“Sou rebelde. Preciso expressar o que sinto”

Maria Faraone é pintora e retratou S. Josemaria. Expõe suas pinturas em Nova York, Moscou, Paris, Barcelona e Buenos Aires. É cooperadora do Opus Dei há mais de vinte anos.

Testemunhos

“Sou um pouco audaz, sobretudo quando se trata de fazer retratos. Quando me pediram para fazer um de S. Josemaria Escrivá, disse: por que não? Para mim era uma honra retratar uma figura tão importante”.

Maria Faraone é uma pintora cuja temática é o ser humano e a beleza. Tem um ponto de vista particular ao considerar que “a arte é algo que nos tem que elevar como pessoas”.  Admite que nem todos partilham da mesma opinião, mas ela reafirma sua posição mostrando uma forte personalidade. “Sou rebelde. Necessito de  expressar o que sinto. Pinto ao contrário do mundo”.  Hoje, a arte abstrata talvez goze de maior prestígio em certas escolas.  No entanto, Faraone ainda recorre às figuras concretas, correndo o risco de ser catalogada de “naif”. Ela procura a harmonia e tenta refleti-la através da cor, da alegria, inclusive da dor.  Porque afirma que não se pode ser solidário sem consciência da dor e não admite a despersonalização.

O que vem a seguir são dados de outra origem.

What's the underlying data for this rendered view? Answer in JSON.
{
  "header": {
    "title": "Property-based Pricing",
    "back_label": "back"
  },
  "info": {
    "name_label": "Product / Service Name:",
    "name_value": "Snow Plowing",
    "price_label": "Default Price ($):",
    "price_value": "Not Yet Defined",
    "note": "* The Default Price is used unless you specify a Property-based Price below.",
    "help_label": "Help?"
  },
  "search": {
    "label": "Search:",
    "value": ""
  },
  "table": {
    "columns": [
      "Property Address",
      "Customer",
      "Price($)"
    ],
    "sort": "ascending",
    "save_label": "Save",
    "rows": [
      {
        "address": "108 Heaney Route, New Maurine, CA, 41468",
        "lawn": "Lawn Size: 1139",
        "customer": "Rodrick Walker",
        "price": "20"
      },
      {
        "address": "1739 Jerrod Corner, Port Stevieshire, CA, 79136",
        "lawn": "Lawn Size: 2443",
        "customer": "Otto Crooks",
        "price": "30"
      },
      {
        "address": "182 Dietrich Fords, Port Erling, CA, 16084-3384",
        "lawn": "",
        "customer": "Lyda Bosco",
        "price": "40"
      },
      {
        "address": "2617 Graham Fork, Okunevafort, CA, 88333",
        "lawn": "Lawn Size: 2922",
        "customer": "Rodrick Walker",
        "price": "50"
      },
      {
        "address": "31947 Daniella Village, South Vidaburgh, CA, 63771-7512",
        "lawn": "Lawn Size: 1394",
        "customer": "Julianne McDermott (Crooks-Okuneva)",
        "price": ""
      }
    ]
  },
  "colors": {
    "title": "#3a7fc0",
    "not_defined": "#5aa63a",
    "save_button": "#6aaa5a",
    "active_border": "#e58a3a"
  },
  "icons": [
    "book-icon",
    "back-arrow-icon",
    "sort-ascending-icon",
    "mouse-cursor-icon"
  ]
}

Como descobriu S. Josemaria Escrivá?

“Conheci o Opus Dei através do meu marido. Depois, li o Caminho, o Sulco... Vi filmes de S. Josemaria Escrivá. Fiz retiros espirituais. Gostei muito do espírito da Obra, a procura da santidade nos afazeres da vida cotidiana, cada qual a partir do seu lugar.  Pareceu-me uma maravilha. Ajudou-nos a ser melhores. Notei uma mudança.  Podíamos ter mais paz, entendíamos mais coisas, podíamos encontrar um sentido para as contradições.  Aprendi a oferecer os contratempos...”

Que acha do “ar” que se respira nos trabalhos promovidos pelo Opus Dei?

“No exercício das virtudes, que propõe o Opus Dei, vi refletido o espírito da minha mãe. Sempre senti uma profunda admiração por ela e era justamente esse espírito de laboriosidade, de excelência, de fazer as coisas o melhor possível, de se colocar no último lugar... Para mim, foi reafirmar valores que tinha vivido junto de minha mãe. Senti-me consubstanciada, parecia-me lógico o que ouvia. Vi que eram propostas com os olhos em Deus, mas com os pés sobre a terra”.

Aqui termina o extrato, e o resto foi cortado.